Sedangkan, berdasarkan data dari Badan Peradilan Agama terdapat sejumlah penyebab perceraian, yaitu faktor perselisihan dan pertengkaran, masalah ekonomi, meninggal salah satu pasangan, mabuk, murtad, dihukum penjara, judi, poligami, zina, kawin paksa, cacat badan, madat, KDRT dan lainnya.
Menyimak perjalanan kasus kekerasan yang menimpa anak dan istri yang dilakukan petinggi eksekutif perusahaan swasta tersebut, kegeraman publik tidak saja ditampakkan pada keriuhan komentar di media sosial, tetapi juga diberitakan masif oleh media.
Belum lagi kalangan legislator seperti Ahmad Sahroni yang juga Wakil Ketua Komisi III DPR RI mengunggah video tindakan biadab ayah terhadap anaknya di akun instagramnnya.

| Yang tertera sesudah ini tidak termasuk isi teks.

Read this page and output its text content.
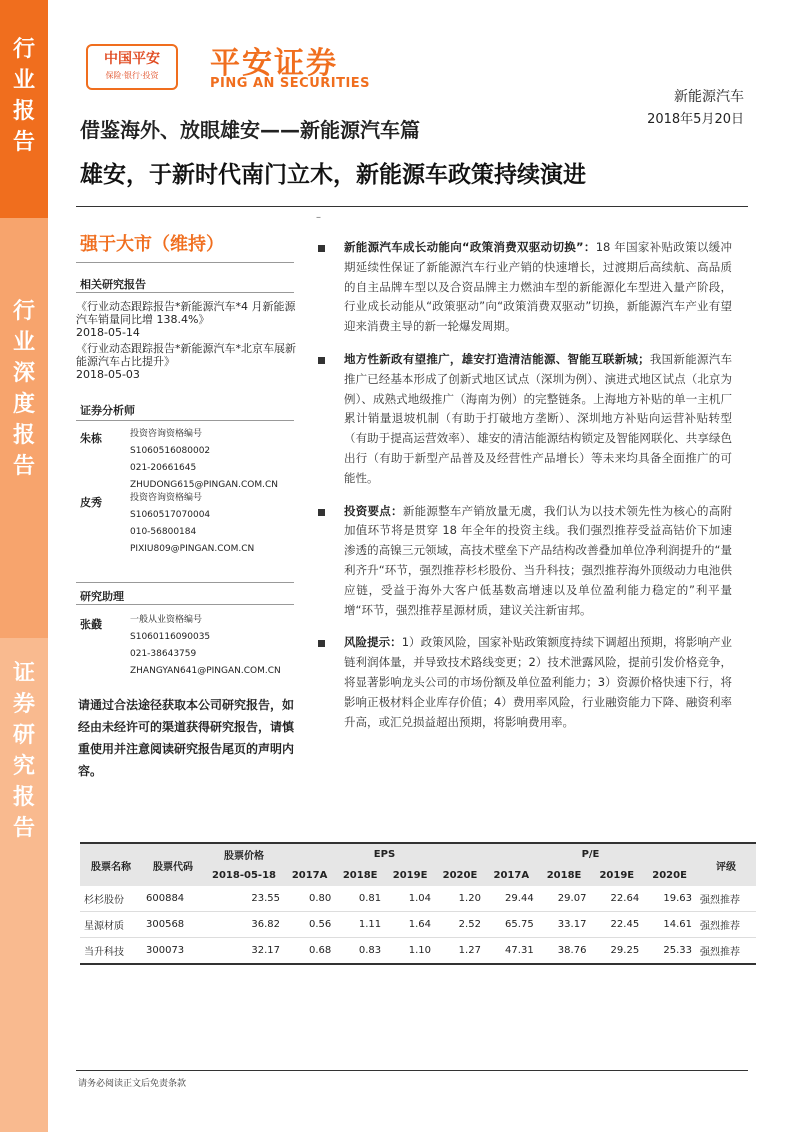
行
业
报
告
行
业
深
度
报
告
证
券
研
究
报
告
中国平安
保险·银行·投资	平安证券
PING AN SECURITIES
新能源汽车
2018年5月20日
借鉴海外、放眼雄安——新能源汽车篇
雄安，于新时代南门立木，新能源车政策持续演进
–
强于大市（维持）
相关研究报告
《行业动态跟踪报告*新能源汽车*4 月新能源汽车销量同比增 138.4%》
2018-05-14
《行业动态跟踪报告*新能源汽车*北京车展新能源汽车占比提升》
2018-05-03
证券分析师
朱栋	投资咨询资格编号
S1060516080002
021-20661645
ZHUDONG615@PINGAN.COM.CN
皮秀	投资咨询资格编号
S1060517070004
010-56800184
PIXIU809@PINGAN.COM.CN
研究助理
张鼗	一般从业资格编号
S1060116090035
021-38643759
ZHANGYAN641@PINGAN.COM.CN
请通过合法途径获取本公司研究报告，如经由未经许可的渠道获得研究报告，请慎重使用并注意阅读研究报告尾页的声明内容。
新能源汽车成长动能向“政策消费双驱动切换”：18 年国家补贴政策以缓冲期延续性保证了新能源汽车行业产销的快速增长，过渡期后高续航、高品质的自主品牌车型以及合资品牌主力燃油车型的新能源化车型进入量产阶段，行业成长动能从“政策驱动”向“政策消费双驱动”切换，新能源汽车产业有望迎来消费主导的新一轮爆发周期。
地方性新政有望推广，雄安打造清洁能源、智能互联新城；我国新能源汽车推广已经基本形成了创新式地区试点（深圳为例）、演进式地区试点（北京为例）、成熟式地级推广（海南为例）的完整链条。上海地方补贴的单一主机厂累计销量退坡机制（有助于打破地方垄断）、深圳地方补贴向运营补贴转型（有助于提高运营效率）、雄安的清洁能源结构锁定及智能网联化、共享绿色出行（有助于新型产品普及及经营性产品增长）等未来均具备全面推广的可能性。
投资要点：新能源整车产销放量无虞，我们认为以技术领先性为核心的高附加值环节将是贯穿 18 年全年的投资主线。我们强烈推荐受益高钴价下加速渗透的高镍三元领域，高技术壁垒下产品结构改善叠加单位净利润提升的“量利齐升“环节，强烈推荐杉杉股份、当升科技；强烈推荐海外顶级动力电池供应链，受益于海外大客户低基数高增速以及单位盈利能力稳定的”利平量增“环节，强烈推荐星源材质，建议关注新宙邦。
风险提示：1）政策风险，国家补贴政策额度持续下调超出预期，将影响产业链利润体量，并导致技术路线变更；2）技术泄露风险，提前引发价格竞争，将显著影响龙头公司的市场份额及单位盈利能力；3）资源价格快速下行，将影响正极材料企业库存价值；4）费用率风险，行业融资能力下降、融资利率升高，或汇兑损益超出预期，将影响费用率。
股票名称	股票代码	股票价格	EPS				P/E				评级
		2018-05-18	2017A	2018E	2019E	2020E	2017A	2018E	2019E	2020E	
杉杉股份	600884	23.55	0.80	0.81	1.04	1.20	29.44	29.07	22.64	19.63	强烈推荐
星源材质	300568	36.82	0.56	1.11	1.64	2.52	65.75	33.17	22.45	14.61	强烈推荐
当升科技	300073	32.17	0.68	0.83	1.10	1.27	47.31	38.76	29.25	25.33	强烈推荐
请务必阅读正文后免责条款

Desakan untuk memproses kasus tersebut dengan tegas masih ditanggapi “lelet” oleh pihak kepolisian.
Kekhawatiran banyak kalangan terhadap penderitaan anak yang masih tinggal dengan ayahnya itu, sementara ibunya sudah bercerai beberapa waktu lalu, menjadi atensi publik.

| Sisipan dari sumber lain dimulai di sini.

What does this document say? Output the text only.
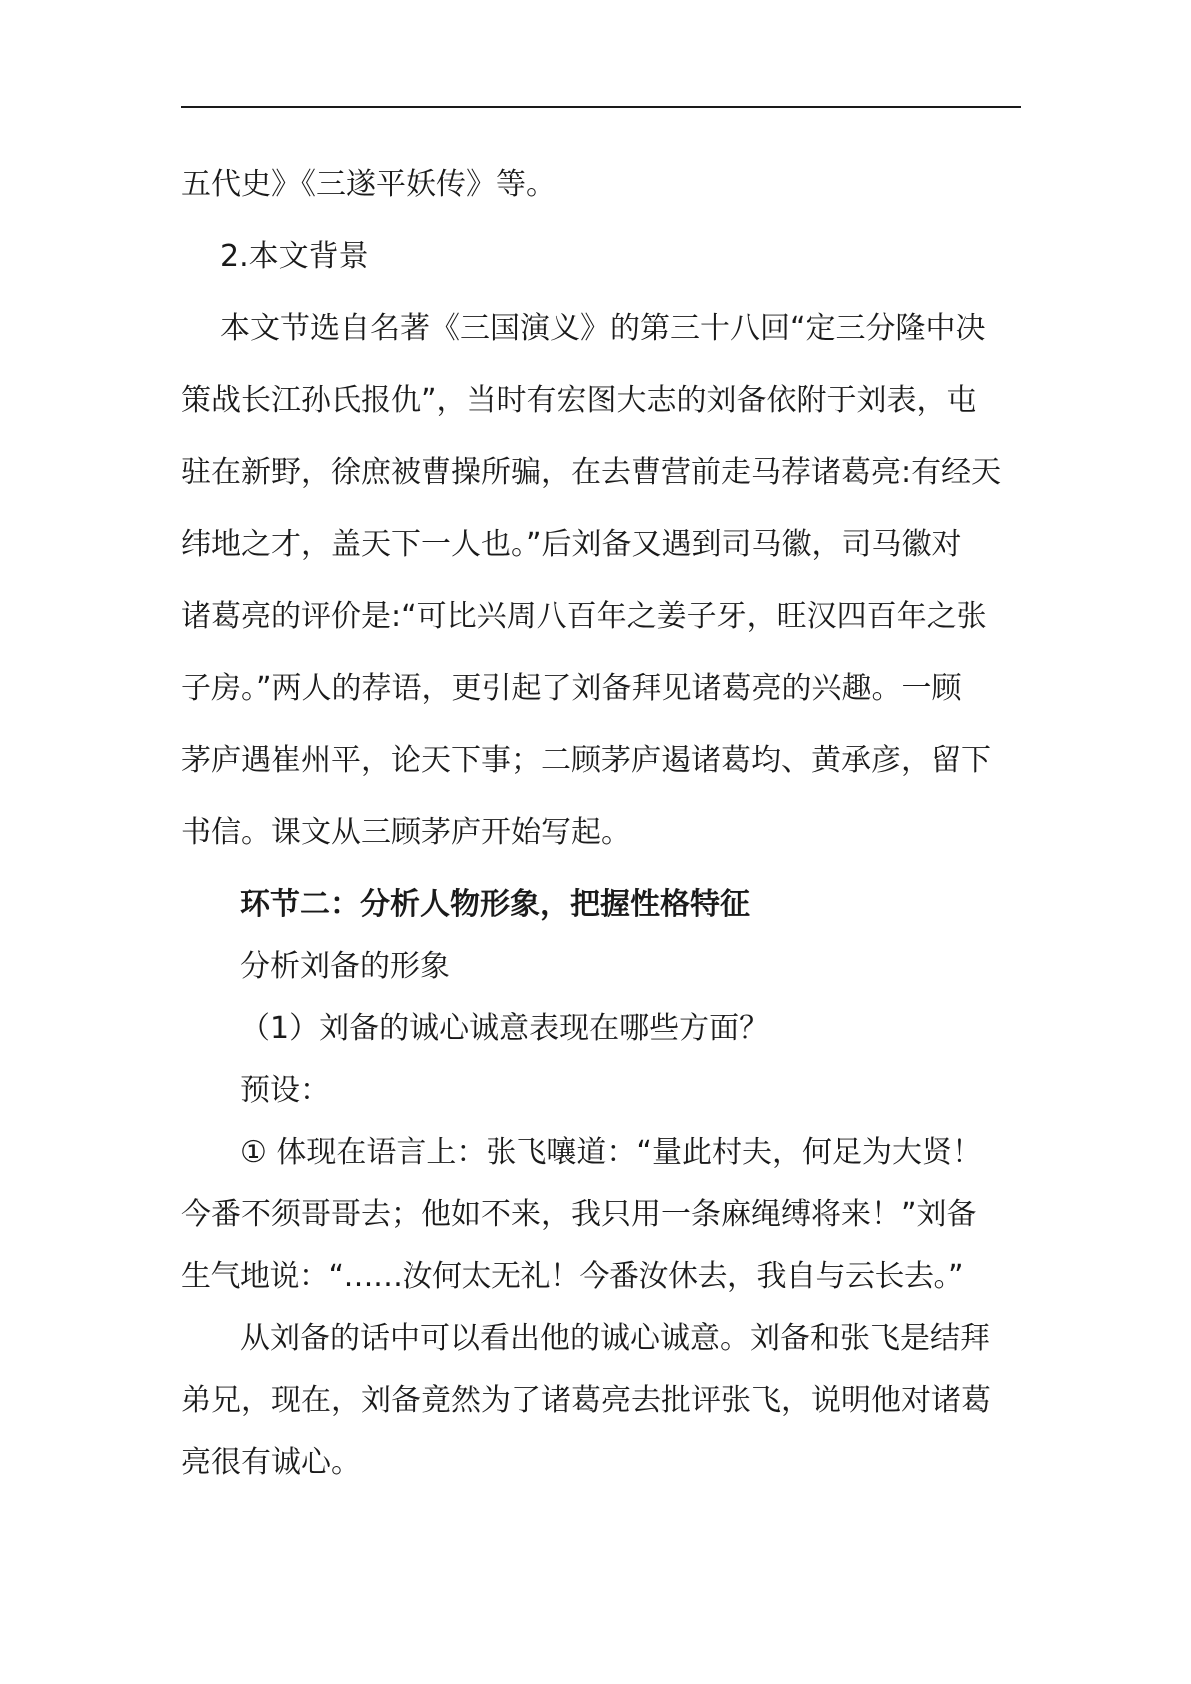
五代史》《三遂平妖传》等。

2.本文背景

本文节选自名著《三国演义》的第三十八回“定三分隆中决

策战长江孙氏报仇”，当时有宏图大志的刘备依附于刘表，屯

驻在新野，徐庶被曹操所骗，在去曹营前走马荐诸葛亮:有经天

纬地之才，盖天下一人也。”后刘备又遇到司马徽，司马徽对

诸葛亮的评价是:“可比兴周八百年之姜子牙，旺汉四百年之张

子房。”两人的荐语，更引起了刘备拜见诸葛亮的兴趣。一顾

茅庐遇崔州平，论天下事；二顾茅庐遏诸葛均、黄承彦，留下

书信。课文从三顾茅庐开始写起。

环节二：分析人物形象，把握性格特征

分析刘备的形象

（1）刘备的诚心诚意表现在哪些方面？

预设：

① 体现在语言上：张飞嚷道：“量此村夫，何足为大贤！

今番不须哥哥去；他如不来，我只用一条麻绳缚将来！”刘备

生气地说：“……汝何太无礼！今番汝休去，我自与云长去。”

从刘备的话中可以看出他的诚心诚意。刘备和张飞是结拜

弟兄，现在，刘备竟然为了诸葛亮去批评张飞，说明他对诸葛

亮很有诚心。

Berkat kuatnya pengaruh media sosial, sebenarnya “pelaku” sudah mendapat punishment dari publik.
Penggiat media sosial begitu melihat postingan ibu dan anak korban kekerasan “bergerak” dengan caranya sendirinya.

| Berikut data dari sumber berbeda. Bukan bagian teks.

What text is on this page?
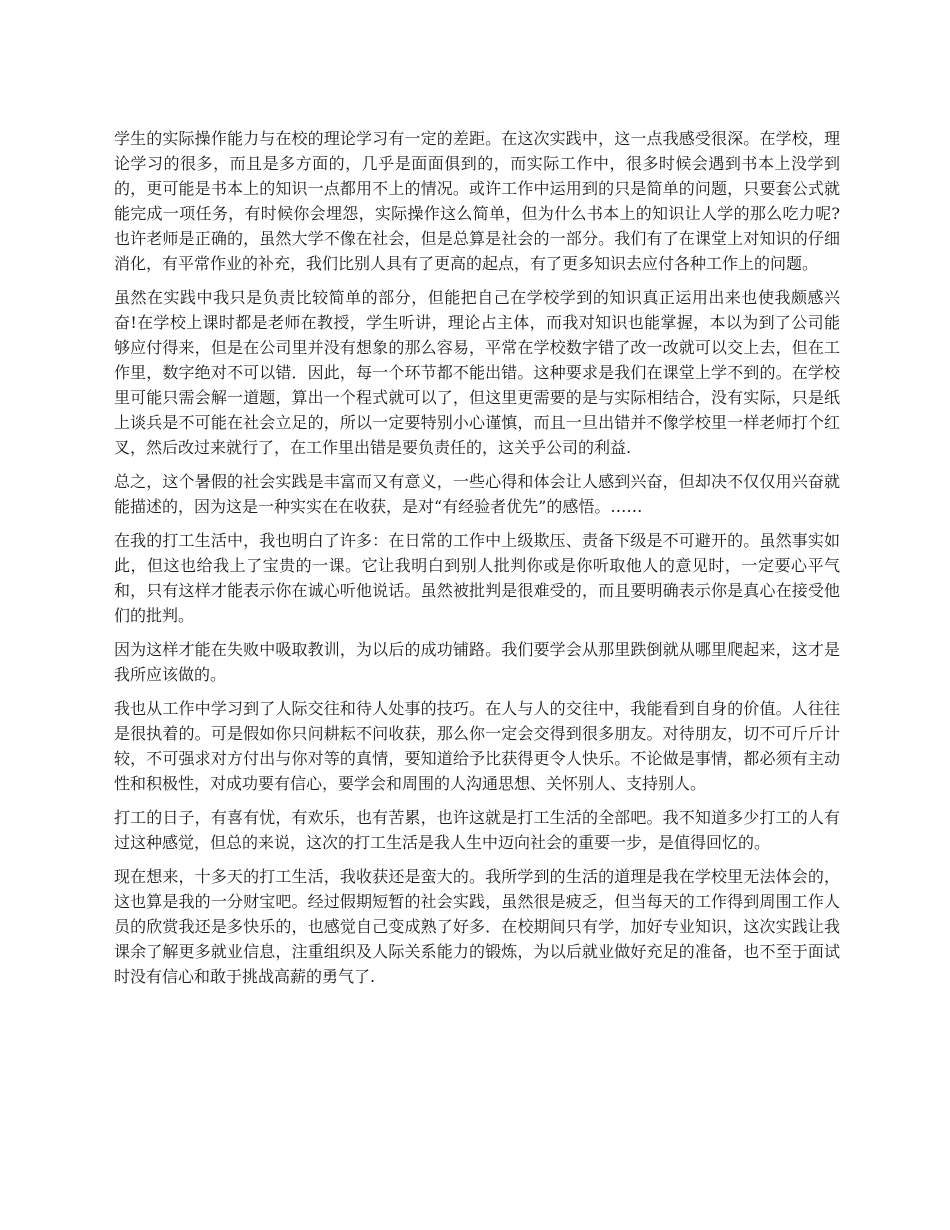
学生的实际操作能力与在校的理论学习有一定的差距。在这次实践中，这一点我感受很深。在学校，理论学习的很多，而且是多方面的，几乎是面面俱到的，而实际工作中，很多时候会遇到书本上没学到的，更可能是书本上的知识一点都用不上的情况。或许工作中运用到的只是简单的问题，只要套公式就能完成一项任务，有时候你会埋怨，实际操作这么简单，但为什么书本上的知识让人学的那么吃力呢?也许老师是正确的，虽然大学不像在社会，但是总算是社会的一部分。我们有了在课堂上对知识的仔细消化，有平常作业的补充，我们比别人具有了更高的起点，有了更多知识去应付各种工作上的问题。

虽然在实践中我只是负责比较简单的部分，但能把自己在学校学到的知识真正运用出来也使我颇感兴奋!在学校上课时都是老师在教授，学生听讲，理论占主体，而我对知识也能掌握，本以为到了公司能够应付得来，但是在公司里并没有想象的那么容易，平常在学校数字错了改一改就可以交上去，但在工作里，数字绝对不可以错．因此，每一个环节都不能出错。这种要求是我们在课堂上学不到的。在学校里可能只需会解一道题，算出一个程式就可以了，但这里更需要的是与实际相结合，没有实际，只是纸上谈兵是不可能在社会立足的，所以一定要特别小心谨慎，而且一旦出错并不像学校里一样老师打个红叉，然后改过来就行了，在工作里出错是要负责任的，这关乎公司的利益.

总之，这个暑假的社会实践是丰富而又有意义，一些心得和体会让人感到兴奋，但却决不仅仅用兴奋就能描述的，因为这是一种实实在在收获，是对“有经验者优先”的感悟。……

在我的打工生活中，我也明白了许多：在日常的工作中上级欺压、责备下级是不可避开的。虽然事实如此，但这也给我上了宝贵的一课。它让我明白到别人批判你或是你听取他人的意见时，一定要心平气和，只有这样才能表示你在诚心听他说话。虽然被批判是很难受的，而且要明确表示你是真心在接受他们的批判。

因为这样才能在失败中吸取教训，为以后的成功铺路。我们要学会从那里跌倒就从哪里爬起来，这才是我所应该做的。

我也从工作中学习到了人际交往和待人处事的技巧。在人与人的交往中，我能看到自身的价值。人往往是很执着的。可是假如你只问耕耘不问收获，那么你一定会交得到很多朋友。对待朋友，切不可斤斤计较，不可强求对方付出与你对等的真情，要知道给予比获得更令人快乐。不论做是事情，都必须有主动性和积极性，对成功要有信心，要学会和周围的人沟通思想、关怀别人、支持别人。

打工的日子，有喜有忧，有欢乐，也有苦累，也许这就是打工生活的全部吧。我不知道多少打工的人有过这种感觉，但总的来说，这次的打工生活是我人生中迈向社会的重要一步，是值得回忆的。

现在想来，十多天的打工生活，我收获还是蛮大的。我所学到的生活的道理是我在学校里无法体会的，这也算是我的一分财宝吧。经过假期短暂的社会实践，虽然很是疲乏，但当每天的工作得到周围工作人员的欣赏我还是多快乐的，也感觉自己变成熟了好多．在校期间只有学，加好专业知识，这次实践让我课余了解更多就业信息，注重组织及人际关系能力的锻炼，为以后就业做好充足的准备，也不至于面试时没有信心和敢于挑战高薪的勇气了.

Mulai memborbardir akun media sosial perusahaan yang diduga menjadi tempat kerja pelaku, menyebarkan postingan video dengan “menandai” atau menyebutkan nama-nama tokoh nasional mulai dari Presiden Jokowi hingga Kak Seto yang sebelumnya begitu peduli dengan anak-anak Mantan Kadiv Propam Irjen Ferdy Sambo.
Media online memiliki peranan penting dalam memperkuat narasi adanya “kekerasan” antara ayah terhadap anak istrinya.
Amplifikasi narasi kekerasan terus diperbesar dengan distribusi video aksi kekerasan itu melalui media sosial.
Dalam social network analysis, image kekerasan dalam rumah tangga (KDRT) yang tanpa dipedulikan oleh aparat penegak hukum menjadi framing yang utuh bahwa KDRT adalah masalah bersama dan pelaku menjadi common enemy.
Agar media tidak terjebak dengan narasi-narasi hukum yang mungkin akan dan tengah disiapkan “pelaku” mengingat latar belakang pendidikannya dari sekolah hukum, kiranya media tidak boleh terlena dengan jebakan “information arbitrage”.
Media harus tetap hati-hati, valid dan bijak serta menerapkan azas jurnalisme yang seimbang.
Pelaku walau menyembunyikan diri mungkin karena malu atau malah “tidak tahu malu sama sekali” harus terus diusahakan untuk diberi porsi pendapatnya. Mengingat korban yang masih tergolong anak-anak harus juga mendapat perlindungan.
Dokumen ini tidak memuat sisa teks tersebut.